Level attraction in a microwave optomechanical circuit
N. R. Bernier, L. D. T\'oth, A. K. Feofanov, T. J. Kippenberg

TL;DR
This paper demonstrates the phenomenon of level attraction in a microwave optomechanical circuit, revealing how negative energy modes lead to mode convergence and exceptional points, with potential for topological applications.
Contribution
The authors develop a theoretical framework for level attraction and experimentally realize it in a superconducting microwave optomechanical system with engineered dissipation.
Findings
Observation of level attraction between mechanical and microwave modes
Identification of two exceptional points with topological significance
Experimental control of dissipation to induce mode convergence
Abstract
Level repulsion - the opening of a gap between two degenerate modes due to coupling - is ubiquitous anywhere from solid state theory to quantum chemistry.
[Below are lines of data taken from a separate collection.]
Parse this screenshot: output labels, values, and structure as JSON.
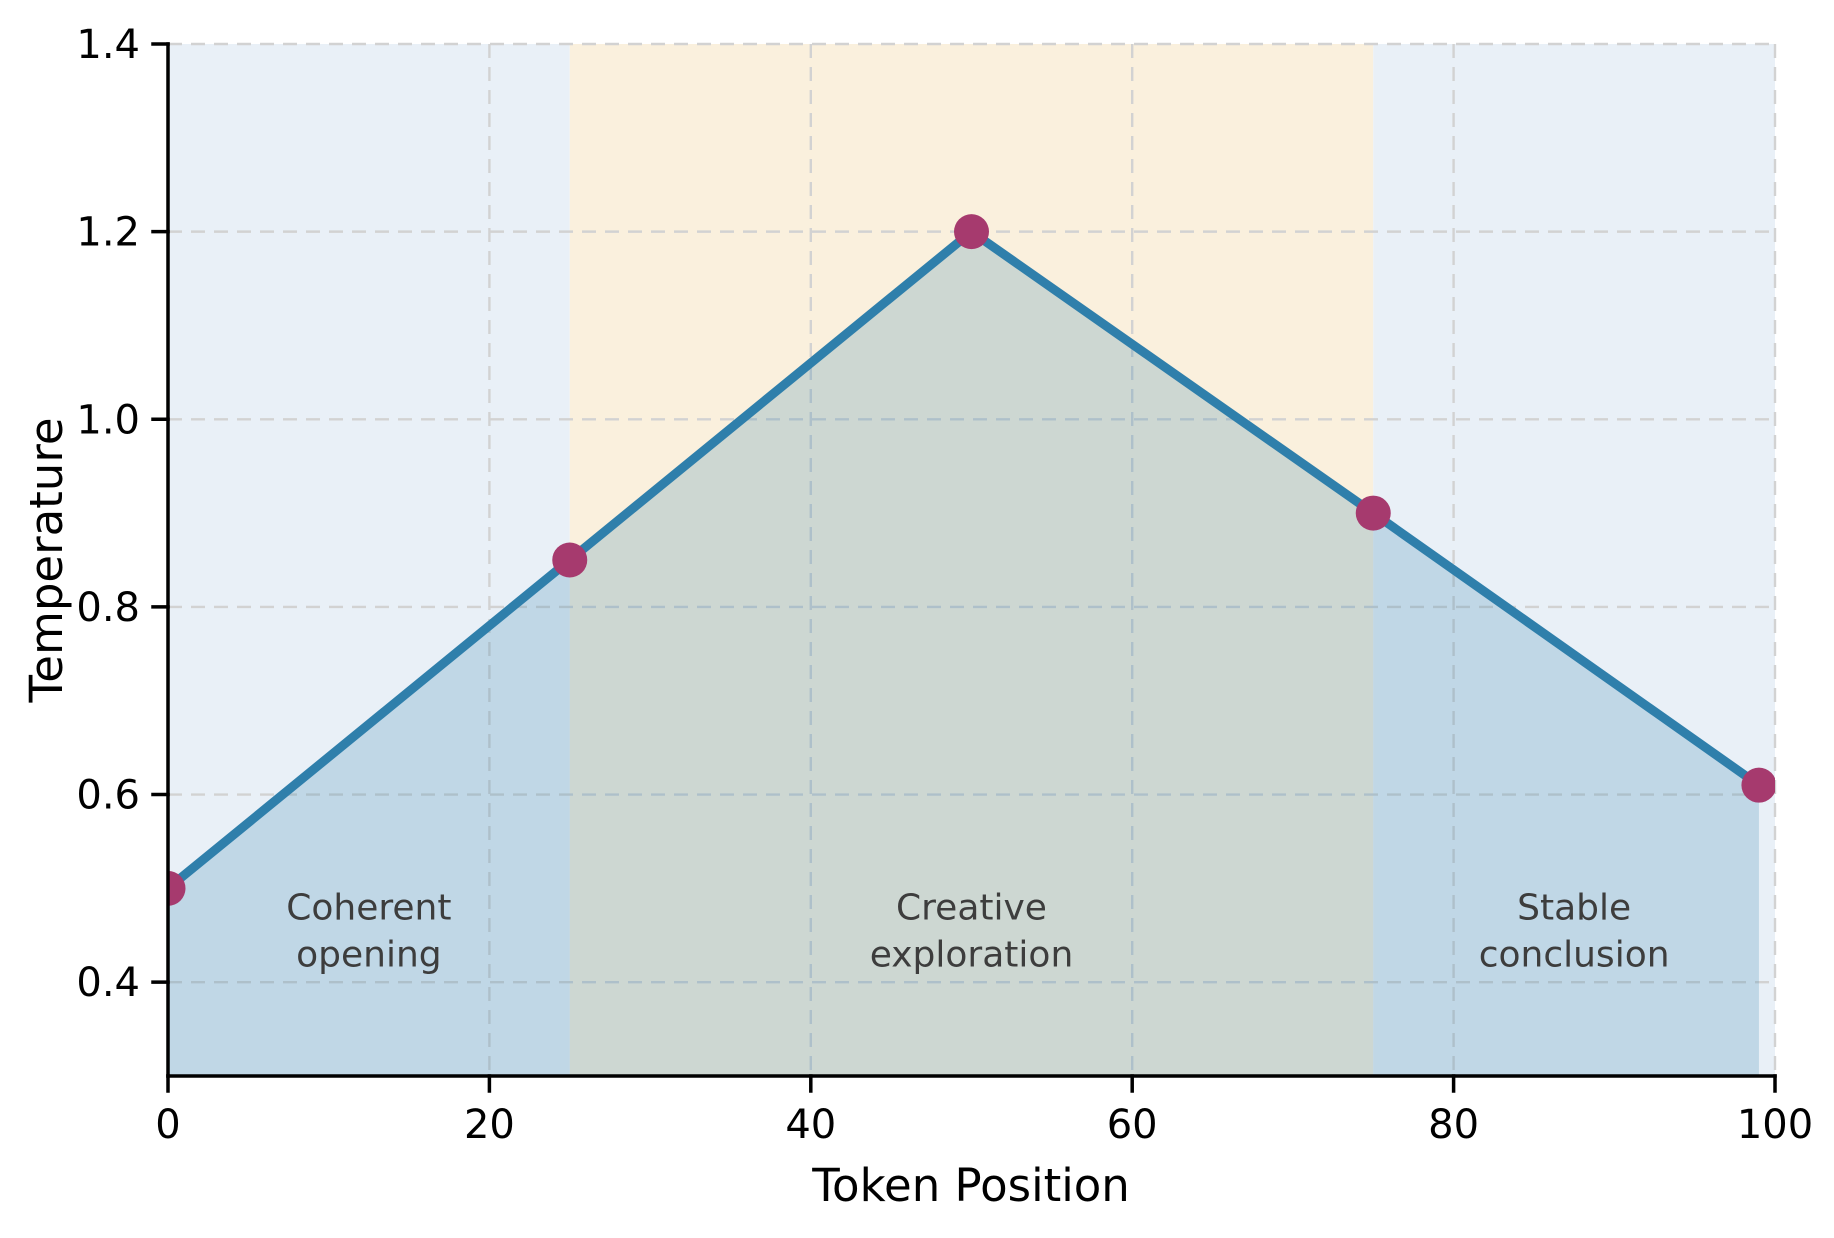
{
  "chart_data": {
    "type": "line",
    "title": "",
    "xlabel": "Token Position",
    "ylabel": "Temperature",
    "x": [
      0,
      25,
      50,
      75,
      99
    ],
    "y": [
      0.5,
      0.85,
      1.2,
      0.9,
      0.61
    ],
    "xlim": [
      0,
      100
    ],
    "ylim": [
      0.3,
      1.4
    ],
    "xticks": [
      0,
      20,
      40,
      60,
      80,
      100
    ],
    "xtick_labels": [
      "0",
      "20",
      "40",
      "60",
      "80",
      "100"
    ],
    "yticks": [
      0.4,
      0.6,
      0.8,
      1.0,
      1.2,
      1.4
    ],
    "ytick_labels": [
      "0.4",
      "0.6",
      "0.8",
      "1.0",
      "1.2",
      "1.4"
    ],
    "grid": true,
    "grid_style": "dashed",
    "legend": "none",
    "regions": [
      {
        "label": "Coherent opening",
        "label_lines": [
          "Coherent",
          "opening"
        ],
        "x0": 0,
        "x1": 25,
        "color": "#e9f0f7",
        "label_x": 12.5,
        "label_y": 0.455
      },
      {
        "label": "Creative exploration",
        "label_lines": [
          "Creative",
          "exploration"
        ],
        "x0": 25,
        "x1": 75,
        "color": "#faf0dd",
        "label_x": 50,
        "label_y": 0.455
      },
      {
        "label": "Stable conclusion",
        "label_lines": [
          "Stable",
          "conclusion"
        ],
        "x0": 75,
        "x1": 100,
        "color": "#e9f0f7",
        "label_x": 87.5,
        "label_y": 0.455
      }
    ],
    "colors": {
      "line": "#2f7fab",
      "marker": "#a63a6e",
      "fill": "#2f7fab",
      "fill_opacity": 0.22,
      "grid": "#d2d2d2",
      "axis": "#000000",
      "tick_label": "#000000",
      "region_label": "#3d3d3d",
      "background": "#ffffff"
    }
  }
}
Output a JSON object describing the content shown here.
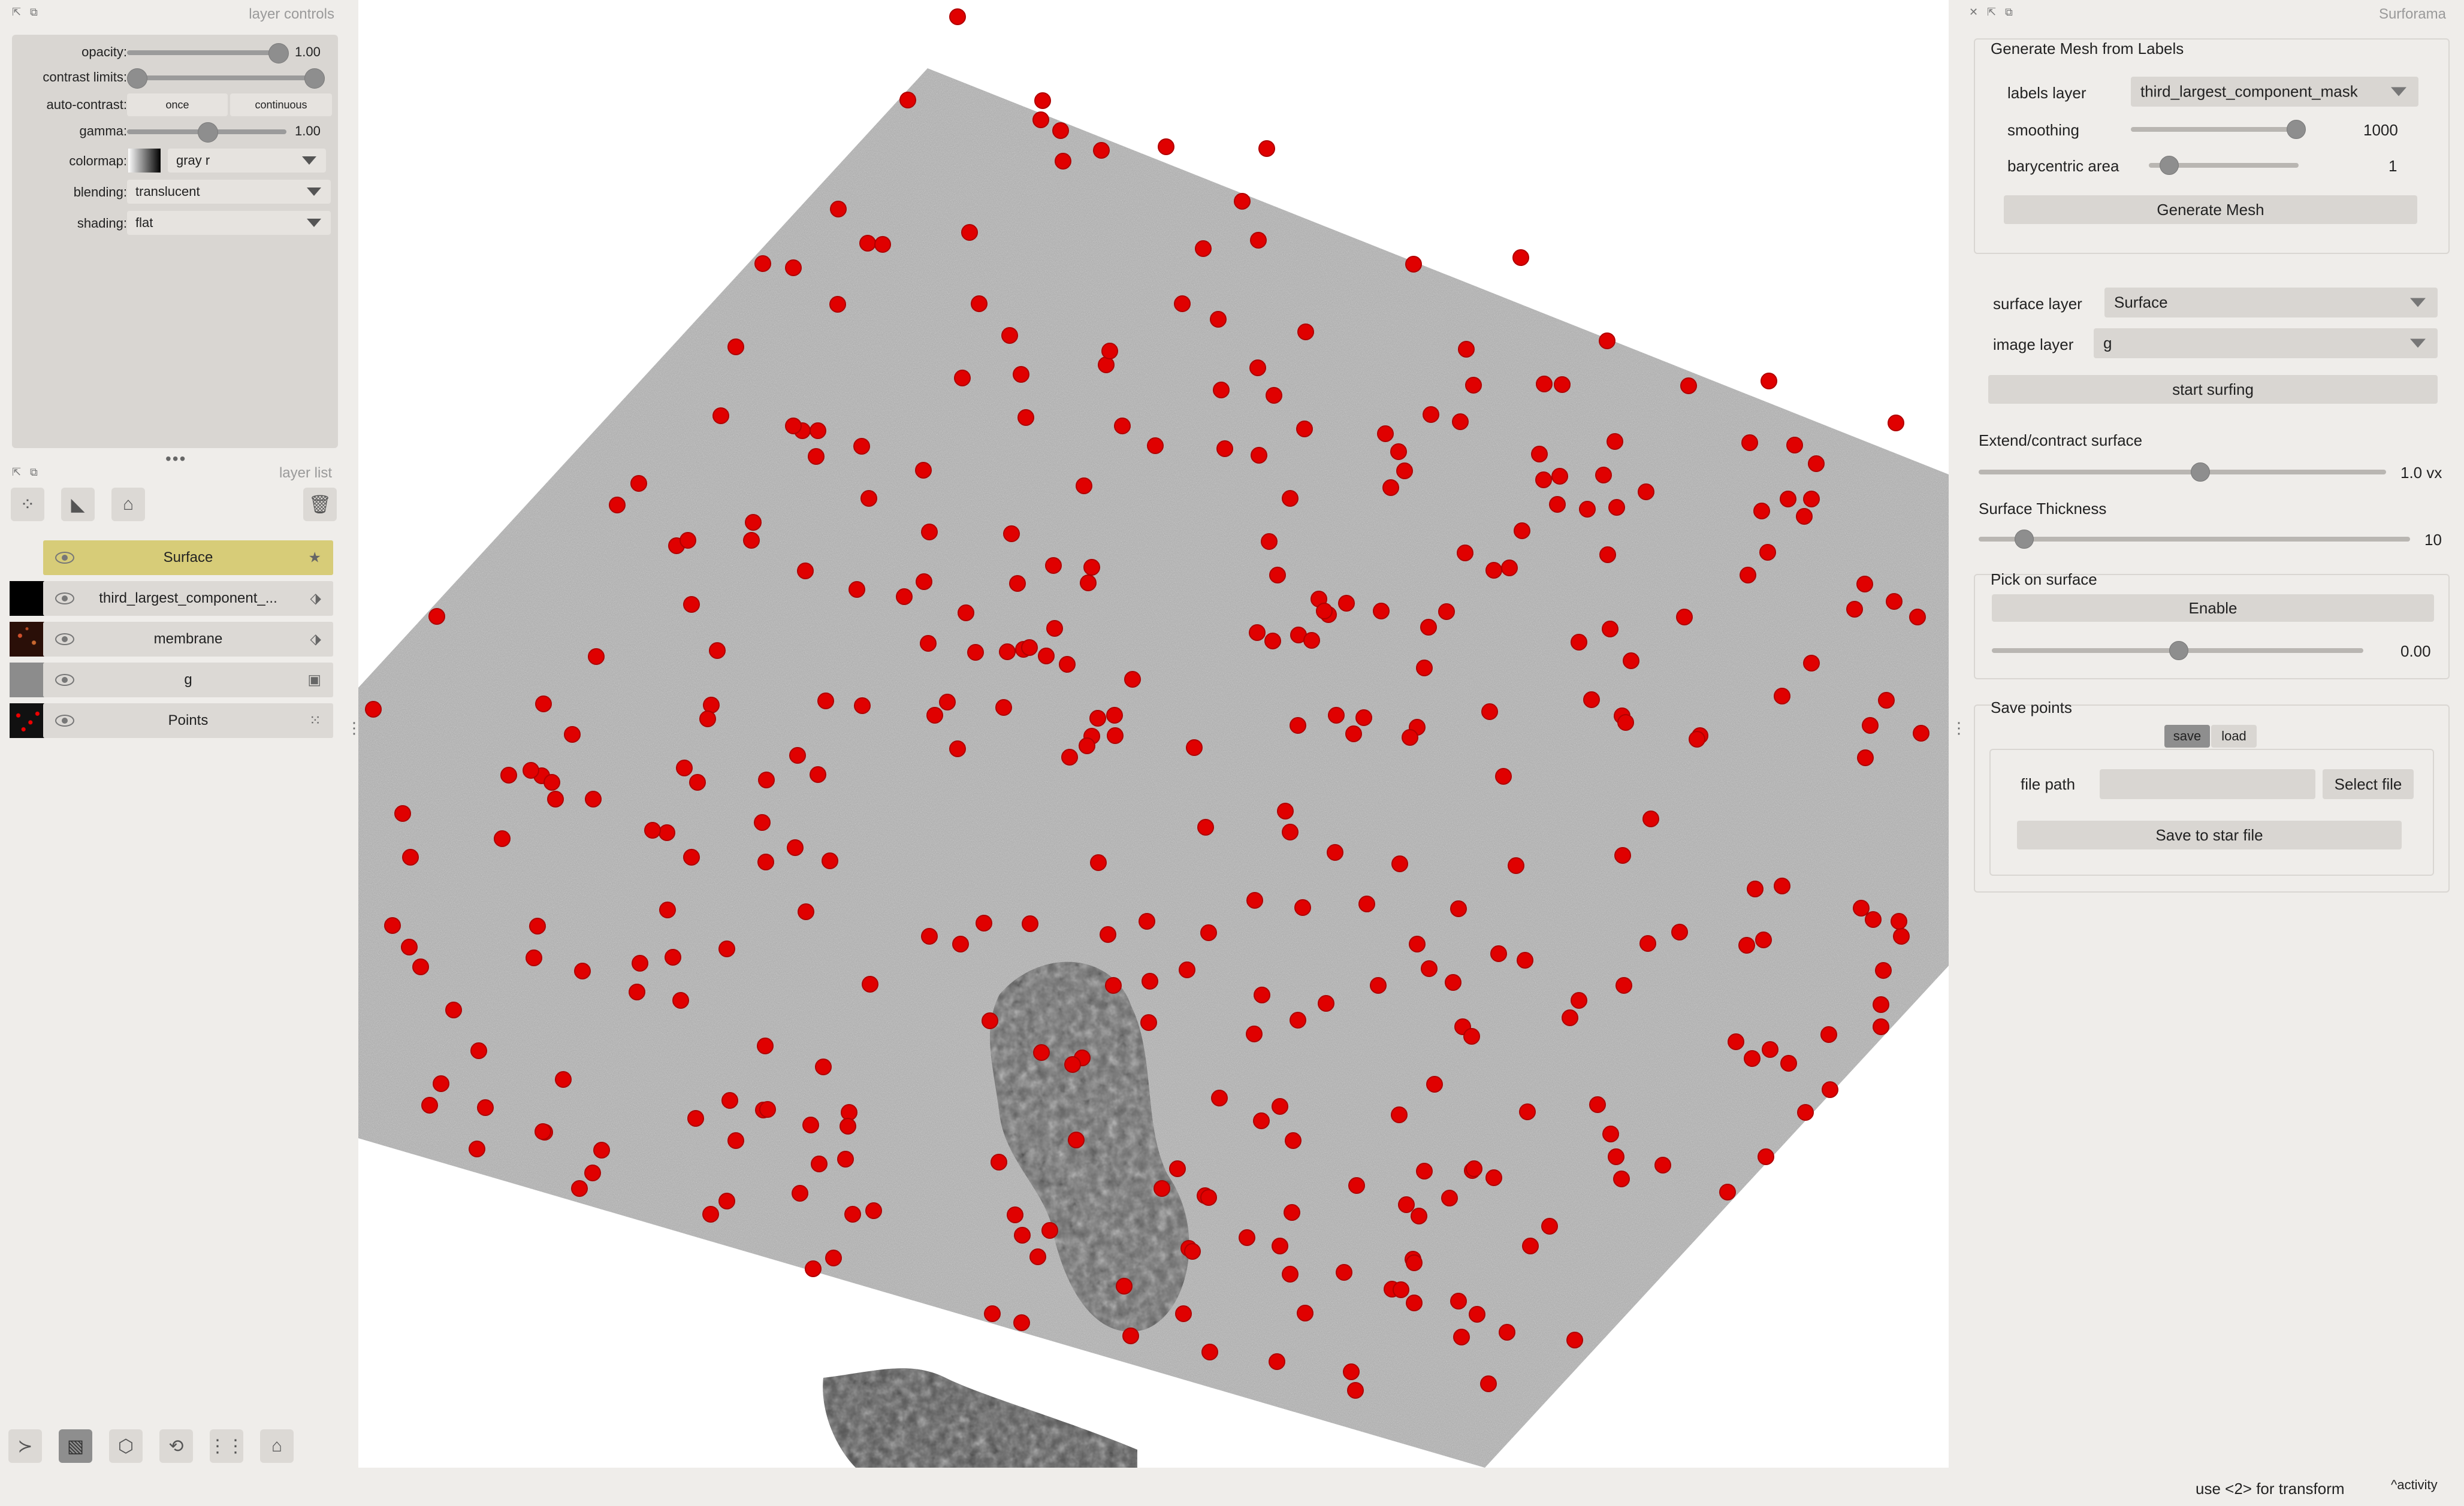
{
  "left_dock": {
    "controls_title": "layer controls",
    "opacity": {
      "label": "opacity:",
      "value": "1.00",
      "fraction": 1.0
    },
    "contrast": {
      "label": "contrast limits:"
    },
    "auto_contrast": {
      "label": "auto-contrast:",
      "once": "once",
      "continuous": "continuous"
    },
    "gamma": {
      "label": "gamma:",
      "value": "1.00",
      "fraction": 0.5
    },
    "colormap": {
      "label": "colormap:",
      "value": "gray r"
    },
    "blending": {
      "label": "blending:",
      "value": "translucent"
    },
    "shading": {
      "label": "shading:",
      "value": "flat"
    },
    "list_title": "layer list",
    "layers": [
      {
        "name": "Surface",
        "selected": true,
        "icon": "star-icon"
      },
      {
        "name": "third_largest_component_...",
        "selected": false,
        "icon": "tag-icon"
      },
      {
        "name": "membrane",
        "selected": false,
        "icon": "tag-icon"
      },
      {
        "name": "g",
        "selected": false,
        "icon": "image-icon"
      },
      {
        "name": "Points",
        "selected": false,
        "icon": "points-icon"
      }
    ]
  },
  "right_dock": {
    "title": "Surforama",
    "generate": {
      "title": "Generate Mesh from Labels",
      "labels_layer_label": "labels layer",
      "labels_layer_value": "third_largest_component_mask",
      "smoothing_label": "smoothing",
      "smoothing_value": "1000",
      "smoothing_fraction": 1.0,
      "bary_label": "barycentric area",
      "bary_value": "1",
      "bary_fraction": 0.1,
      "button": "Generate Mesh"
    },
    "surface_layer_label": "surface layer",
    "surface_layer_value": "Surface",
    "image_layer_label": "image layer",
    "image_layer_value": "g",
    "start_button": "start surfing",
    "extend_label": "Extend/contract surface",
    "extend_value": "1.0 vx",
    "extend_fraction": 0.55,
    "thickness_label": "Surface Thickness",
    "thickness_value": "10",
    "thickness_fraction": 0.06,
    "pick": {
      "title": "Pick on surface",
      "button": "Enable",
      "value": "0.00",
      "fraction": 0.5
    },
    "save": {
      "title": "Save points",
      "tab_save": "save",
      "tab_load": "load",
      "file_path_label": "file path",
      "select_button": "Select file",
      "save_button": "Save to star file"
    }
  },
  "status_bar": {
    "text": "use <2> for transform",
    "activity": "activity"
  }
}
In contrast, if one mode has negative energy, the mode frequencies attract instead. They converge and develop imaginary components, leading to an instability; an exceptional point marks the transition. This, however, only occurs if the dissipation rates of the two modes are comparable. Here we expose a theoretical framework for the general phenomenon and realize it experimentally through engineered dissipation in a multimode superconducting microwave optomechanical circuit. Level attraction is observed for a mechanical oscillator and a superconducting microwave cavity, while an auxiliary cavity is used for sideband cooling. Two exceptional points are demonstrated that could be exploited for their topological properties.